I was talking to Hambone about something unrelated and he made a remark which would probably sound shocking to the uninitiated or the uncynical. Hambone and I went to undergrad together and become acquainted due to being in many of the same classes together. We then briefly worked at the same auditing firm together, before parting professional ways. So for context, both Hambone and I are accountants.
“As accountants, we should know that the numbers are all [garbage] anyway. It’s all grift.”
Be very cautious if you take up this line of thought. Many people wield it imprecisely–you might be tempted to think that “Corporations make up numbers”, which they do not. That’s the great thing about accounting: None of the numbers are made up. The numbers are all accurate inputs into an algorithm that churns out results that match expectations. The Accounting Algorithm can only do so much, it cannot make a bad company look profitable, but it can exaggerate mediocre times or mask exceptional times. Corporations do this for a variety of reasons. Auditors exist to make sure that the Accounting Algorithm doesn’t produce results that are too dramatically different from the real inputs, and in many cases are just looking to make sure that this year doesn’t look too different from last year. When times are good, this process works great. When times are bad, they tend to be REALLY bad, and take auditing firms down with them.

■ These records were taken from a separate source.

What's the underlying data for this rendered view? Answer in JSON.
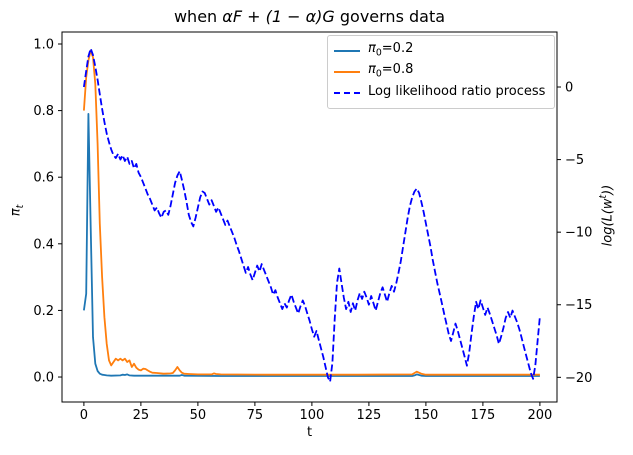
{
  "title": {
    "pre": "when ",
    "math": "αF + (1 − α)G",
    "post": " governs data"
  },
  "axes": {
    "x": {
      "label": "t",
      "tick_values": [
        0,
        25,
        50,
        75,
        100,
        125,
        150,
        175,
        200
      ],
      "tick_labels": [
        "0",
        "25",
        "50",
        "75",
        "100",
        "125",
        "150",
        "175",
        "200"
      ]
    },
    "y_left": {
      "label_base": "π",
      "label_sub": "t",
      "tick_values": [
        0.0,
        0.2,
        0.4,
        0.6,
        0.8,
        1.0
      ],
      "tick_labels": [
        "0.0",
        "0.2",
        "0.4",
        "0.6",
        "0.8",
        "1.0"
      ]
    },
    "y_right": {
      "label_pre": "log(L(w",
      "label_sup": "t",
      "label_post": "))",
      "tick_values": [
        0,
        -5,
        -10,
        -15,
        -20
      ],
      "tick_labels": [
        "0",
        "−5",
        "−10",
        "−15",
        "−20"
      ]
    }
  },
  "legend": {
    "items": [
      {
        "math": "π",
        "sub": "0",
        "rest": "=0.2",
        "color": "#1f77b4",
        "style": "solid"
      },
      {
        "math": "π",
        "sub": "0",
        "rest": "=0.8",
        "color": "#ff7f0e",
        "style": "solid"
      },
      {
        "math": "",
        "sub": "",
        "rest": "Log likelihood ratio process",
        "color": "#0000ff",
        "style": "dashed"
      }
    ]
  },
  "colors": {
    "spine": "#000000",
    "tick_label": "#000000",
    "background": "#ffffff",
    "legend_border": "#cccccc",
    "series_pi_02": "#1f77b4",
    "series_pi_08": "#ff7f0e",
    "series_llr": "#0000ff"
  },
  "chart_data": {
    "type": "line",
    "title": "when αF + (1 − α)G governs data",
    "xlabel": "t",
    "ylabel_left": "π_t",
    "ylabel_right": "log(L(w^t))",
    "grid": false,
    "legend_position": "upper right",
    "x_axis": {
      "range": [
        -9.6,
        207.5
      ],
      "ticks": [
        0,
        25,
        50,
        75,
        100,
        125,
        150,
        175,
        200
      ]
    },
    "y_left_axis": {
      "range": [
        -0.075,
        1.036
      ],
      "ticks": [
        0.0,
        0.2,
        0.4,
        0.6,
        0.8,
        1.0
      ]
    },
    "y_right_axis": {
      "range": [
        -21.7,
        3.79
      ],
      "ticks": [
        0,
        -5,
        -10,
        -15,
        -20
      ]
    },
    "series": [
      {
        "name": "π0=0.2",
        "axis": "left",
        "color": "#1f77b4",
        "style": "solid",
        "points": [
          [
            0,
            0.2
          ],
          [
            1,
            0.25
          ],
          [
            2,
            0.79
          ],
          [
            3,
            0.45
          ],
          [
            4,
            0.12
          ],
          [
            5,
            0.04
          ],
          [
            6,
            0.018
          ],
          [
            7,
            0.01
          ],
          [
            8,
            0.007
          ],
          [
            9,
            0.006
          ],
          [
            10,
            0.005
          ],
          [
            12,
            0.004
          ],
          [
            16,
            0.005
          ],
          [
            17,
            0.007
          ],
          [
            18,
            0.006
          ],
          [
            19,
            0.008
          ],
          [
            20,
            0.005
          ],
          [
            22,
            0.004
          ],
          [
            42,
            0.004
          ],
          [
            43,
            0.006
          ],
          [
            44,
            0.004
          ],
          [
            60,
            0.003
          ],
          [
            100,
            0.003
          ],
          [
            144,
            0.003
          ],
          [
            145,
            0.005
          ],
          [
            146,
            0.008
          ],
          [
            147,
            0.006
          ],
          [
            148,
            0.004
          ],
          [
            150,
            0.003
          ],
          [
            200,
            0.003
          ]
        ]
      },
      {
        "name": "π0=0.8",
        "axis": "left",
        "color": "#ff7f0e",
        "style": "solid",
        "points": [
          [
            0,
            0.8
          ],
          [
            1,
            0.9
          ],
          [
            2,
            0.95
          ],
          [
            3,
            0.98
          ],
          [
            4,
            0.96
          ],
          [
            5,
            0.88
          ],
          [
            6,
            0.7
          ],
          [
            7,
            0.46
          ],
          [
            8,
            0.3
          ],
          [
            9,
            0.18
          ],
          [
            10,
            0.1
          ],
          [
            11,
            0.05
          ],
          [
            12,
            0.035
          ],
          [
            13,
            0.045
          ],
          [
            14,
            0.055
          ],
          [
            15,
            0.05
          ],
          [
            16,
            0.055
          ],
          [
            17,
            0.05
          ],
          [
            18,
            0.055
          ],
          [
            19,
            0.045
          ],
          [
            20,
            0.05
          ],
          [
            21,
            0.03
          ],
          [
            22,
            0.04
          ],
          [
            23,
            0.028
          ],
          [
            24,
            0.022
          ],
          [
            25,
            0.02
          ],
          [
            26,
            0.025
          ],
          [
            27,
            0.024
          ],
          [
            28,
            0.02
          ],
          [
            29,
            0.016
          ],
          [
            30,
            0.013
          ],
          [
            32,
            0.012
          ],
          [
            35,
            0.01
          ],
          [
            38,
            0.011
          ],
          [
            39,
            0.012
          ],
          [
            40,
            0.02
          ],
          [
            41,
            0.03
          ],
          [
            42,
            0.02
          ],
          [
            43,
            0.013
          ],
          [
            44,
            0.01
          ],
          [
            46,
            0.009
          ],
          [
            50,
            0.008
          ],
          [
            56,
            0.008
          ],
          [
            57,
            0.011
          ],
          [
            58,
            0.009
          ],
          [
            60,
            0.008
          ],
          [
            80,
            0.007
          ],
          [
            120,
            0.007
          ],
          [
            144,
            0.008
          ],
          [
            145,
            0.012
          ],
          [
            146,
            0.016
          ],
          [
            147,
            0.013
          ],
          [
            148,
            0.01
          ],
          [
            150,
            0.007
          ],
          [
            200,
            0.007
          ]
        ]
      },
      {
        "name": "Log likelihood ratio process",
        "axis": "right",
        "color": "#0000ff",
        "style": "dashed",
        "t_start": 0,
        "t_step": 1,
        "values": [
          0.0,
          1.1,
          2.1,
          2.65,
          2.2,
          1.4,
          0.5,
          -0.5,
          -1.5,
          -2.4,
          -3.2,
          -3.8,
          -4.3,
          -4.7,
          -4.9,
          -4.6,
          -5.0,
          -4.7,
          -5.1,
          -4.8,
          -5.3,
          -5.1,
          -5.6,
          -5.3,
          -5.9,
          -6.2,
          -6.6,
          -7.0,
          -7.4,
          -7.7,
          -8.1,
          -8.5,
          -8.3,
          -8.7,
          -9.0,
          -8.6,
          -8.5,
          -8.8,
          -8.2,
          -7.4,
          -6.6,
          -6.1,
          -5.8,
          -6.4,
          -7.1,
          -7.9,
          -8.8,
          -9.3,
          -9.6,
          -9.0,
          -8.3,
          -7.6,
          -7.2,
          -7.3,
          -7.7,
          -8.1,
          -7.8,
          -8.2,
          -8.6,
          -8.3,
          -8.7,
          -9.1,
          -9.5,
          -9.2,
          -9.6,
          -10.0,
          -10.4,
          -10.9,
          -11.3,
          -11.8,
          -12.3,
          -12.8,
          -12.4,
          -12.9,
          -13.3,
          -12.8,
          -12.3,
          -12.7,
          -12.2,
          -12.6,
          -13.0,
          -13.4,
          -13.8,
          -14.3,
          -14.0,
          -14.5,
          -14.9,
          -15.3,
          -14.9,
          -15.2,
          -14.7,
          -14.3,
          -14.8,
          -15.2,
          -15.6,
          -15.1,
          -14.7,
          -15.1,
          -15.6,
          -16.1,
          -16.7,
          -17.2,
          -16.8,
          -17.4,
          -18.0,
          -18.6,
          -19.3,
          -20.0,
          -20.3,
          -19.0,
          -16.0,
          -13.5,
          -12.5,
          -13.5,
          -14.5,
          -15.3,
          -14.8,
          -15.5,
          -14.9,
          -15.4,
          -14.7,
          -14.2,
          -14.6,
          -14.1,
          -14.5,
          -15.0,
          -14.4,
          -14.9,
          -15.4,
          -14.8,
          -14.2,
          -13.8,
          -14.3,
          -14.8,
          -14.2,
          -13.7,
          -14.1,
          -13.5,
          -12.8,
          -12.0,
          -11.0,
          -10.0,
          -9.0,
          -8.2,
          -7.6,
          -7.2,
          -7.0,
          -7.3,
          -7.9,
          -8.6,
          -9.4,
          -10.2,
          -11.0,
          -11.9,
          -12.7,
          -13.5,
          -14.2,
          -14.9,
          -15.6,
          -16.3,
          -17.0,
          -17.5,
          -16.9,
          -16.3,
          -16.8,
          -17.4,
          -18.0,
          -18.6,
          -19.2,
          -18.3,
          -17.0,
          -15.8,
          -14.8,
          -15.3,
          -14.7,
          -15.2,
          -15.7,
          -15.2,
          -15.6,
          -16.1,
          -16.6,
          -17.1,
          -17.7,
          -17.2,
          -16.6,
          -15.9,
          -15.5,
          -15.9,
          -15.4,
          -15.8,
          -16.2,
          -16.7,
          -17.3,
          -17.9,
          -18.5,
          -19.1,
          -19.7,
          -20.1,
          -19.2,
          -17.5,
          -15.8
        ]
      }
    ]
  }
}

The headline that stirred up this line of thought in me was this one, from my Ukraine War source: “World Bank Warns of Global Recession“ caused by the war in Ukraine.
There is an illegal accounting technique–a technique that has been forbidden from Accounting Algorithms–called the Big Bath. The Big Bath is when a firm takes all of their losses all at once, so that the rest of the year looks good by comparison. “Man, there was a hurricane so Q3 Earnings were terrible, but look, Q4 showed huge growth year-over-year!”
There are signs that corporations are already contemplating this. I saw a headline somewhere that said a certain company was forecasting low earnings for Q1 reporting since the war in Ukraine began in February. Other tech firms have been committing layoffs. The sanctions have disconnected Russia from the global economic order and many corporations are terminating their operations there.
There is a discrete and definite impact of all of this on the individual firms and on the economy writ large. But if everyone starts reaching for the excuse “But the War in Russia!” then a Global Recession becomes more than just likely, but becomes certain.
This applies to more than just corporations too, it’s important to note. Governments control the levers of their economies. Debt and taxation have risen to terrible and drastic heights, and being able to take a “Big Bath” in the form of an economic collapse–and being able to blame it on Russia— probably looks like an appealing prospect.
Down that road leads war, unless some other path is taken. A global scale economic collapse with Russia as the scapegoat would create cultural animosity that can’t help but explode. I pray this is not the outcome, but it is hard for me to claim that it is something our politicians would not do even with full knowledge of the consequences of their actions.
The good news is that if we do undertake a global economic reset, there will be no bailouts because there will be no global economic system to rescue anyone. We will be forced to have an economy based on productivity and value, at least for a while–and only the productive and valuable will keep the economic dynamo running. It will be a healthy thing to drain the bad economic humors. We just have to make sure that what replaces it isn’t the same thing we had before.